Research strands and methodological innovations

Research strands covered quantitative methods, qualitative methods, mixed methods, longitudinal studies, and data linkage, with thematic overlaps involving groups at ESRC Quantitative Methods Programme, Centre for Longitudinal Studies, Understanding Society, British Household Panel Survey, and Millennium Cohort Study. Methodological innovations included advances in causal inference influenced by work from Rubin causal model, Angrist–Imbens framework, Pearl's structural causal models, and computational methods associated with Bayesian statistics, Markov chain Monte Carlo, Monte Carlo simulation, and machine learning techniques seen at Alan Turing Institute, DeepMind, Oxford Internet Institute, and School of Informatics, University of Edinburgh. Qualitative method development drew on traditions represented by Clifford Geertz, Max Gluckman, Bronislaw Malinowski, Pierre Bourdieu, and Michel Foucault in areas such as ethnography, narrative analysis, and discourse analysis. Data infrastructure work interfaced with initiatives like UK Data Service, Data Archive, Eurostat, Organisation for Economic Co-operation and Development, and World Bank data projects.

Major projects and key outputs

Major projects included methodological consortia, longitudinal linkage pilots, and comparative methodological studies conducted with partners at Office for National Statistics, NHS Digital, Census and Statistics Department (Hong Kong), Statistics Netherlands, and Statistics Sweden. Key outputs comprised toolkits, software packages, and standards disseminated through platforms such as GitHub, academic monographs published by Cambridge University Press, Oxford University Press, and Routledge, and journal articles in Nature Human Behaviour, British Journal of Sociology, Journal of the Royal Statistical Society, European Sociological Review, and Social Science & Medicine. Training resources included online courses shared via FutureLearn, Coursera, and institutional repositories at University of Southampton, University of Liverpool, and University of Birmingham.

Impact, training, and capacity building

The programme influenced doctoral training partnerships at Economic and Social Research Council DTPs, research councils across United Kingdom Research and Innovation, and methodological curricula at London School of Hygiene & Tropical Medicine, Imperial College London, University of Exeter, and University of St Andrews.

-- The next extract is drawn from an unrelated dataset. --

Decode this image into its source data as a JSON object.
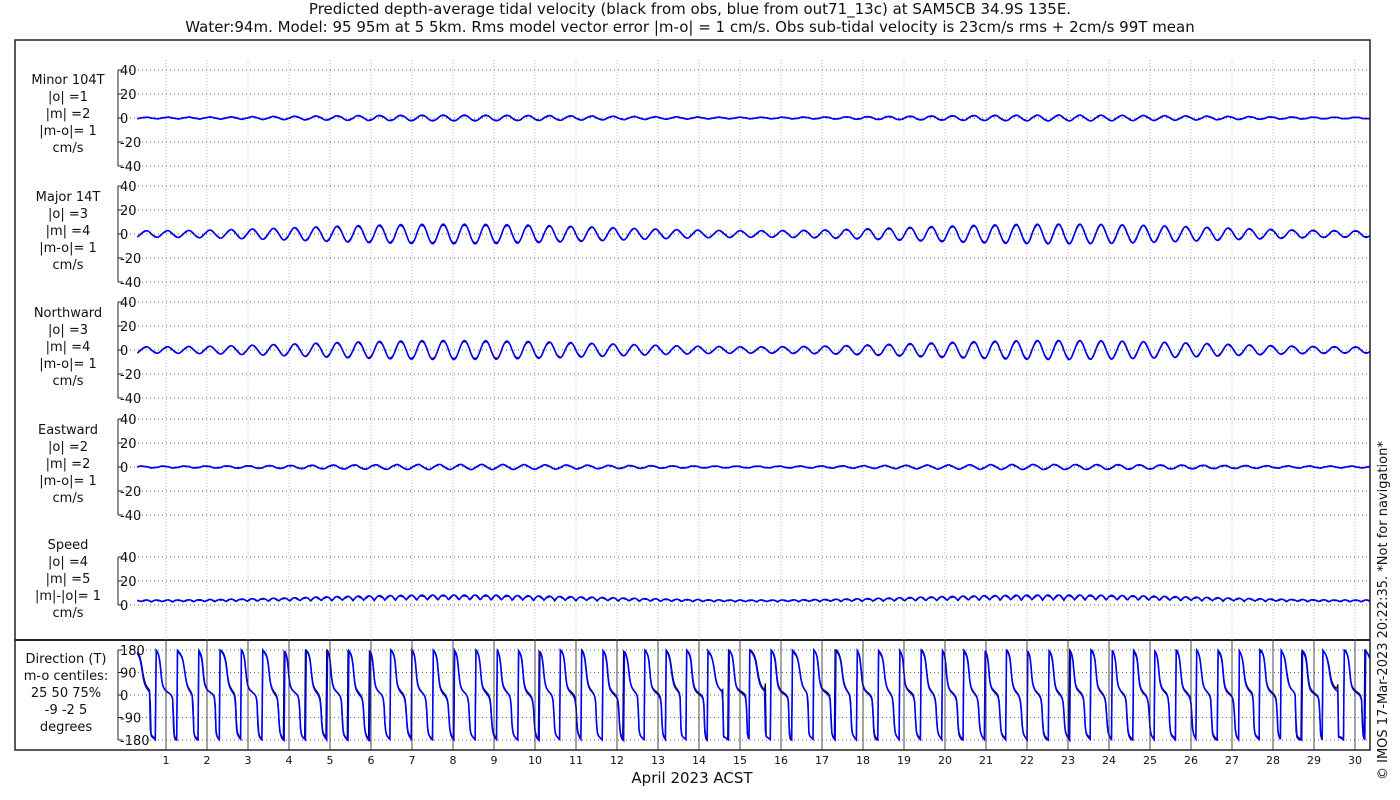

It contributed to practitioner capacity within National Health Service, Local Government Association, Care Quality Commission, Department for Education, and Ministry of Justice through workshops, secondments, and fellowships modelled on schemes like Marie Skłodowska-Curie Actions and Fulbright Program. Collaborative networks fostered exchanges with centers such as Centre for Experimental Social Sciences (CESS), Behavioural Insights Team, RAND Corporation, IPPR, and Nesta.

Criticism and evaluation

Evaluations by reviewers from National Audit Office, House of Commons Science and Technology Committee, and independent panels from Royal Society and British Academy noted concerns about concentration of funding in institutions such as University of Oxford, University of Cambridge, and London School of Economics and challenges in reaching communities served by third sector organisations and local research centres. Critics including scholars affiliated with Open University, Goldsmiths, University of London, and University of East London argued for greater emphasis on community-engaged methods, alternative epistemologies promoted by Decolonising Methodologies and practitioners in indigenous research methodologies, and transparency practices advanced by Open Science Framework and Reproducibility Project. Subsequent reforms echoed recommendations from panels convened by Economic and Social Research Council and international evaluations by Organisation for Economic Co-operation and Development.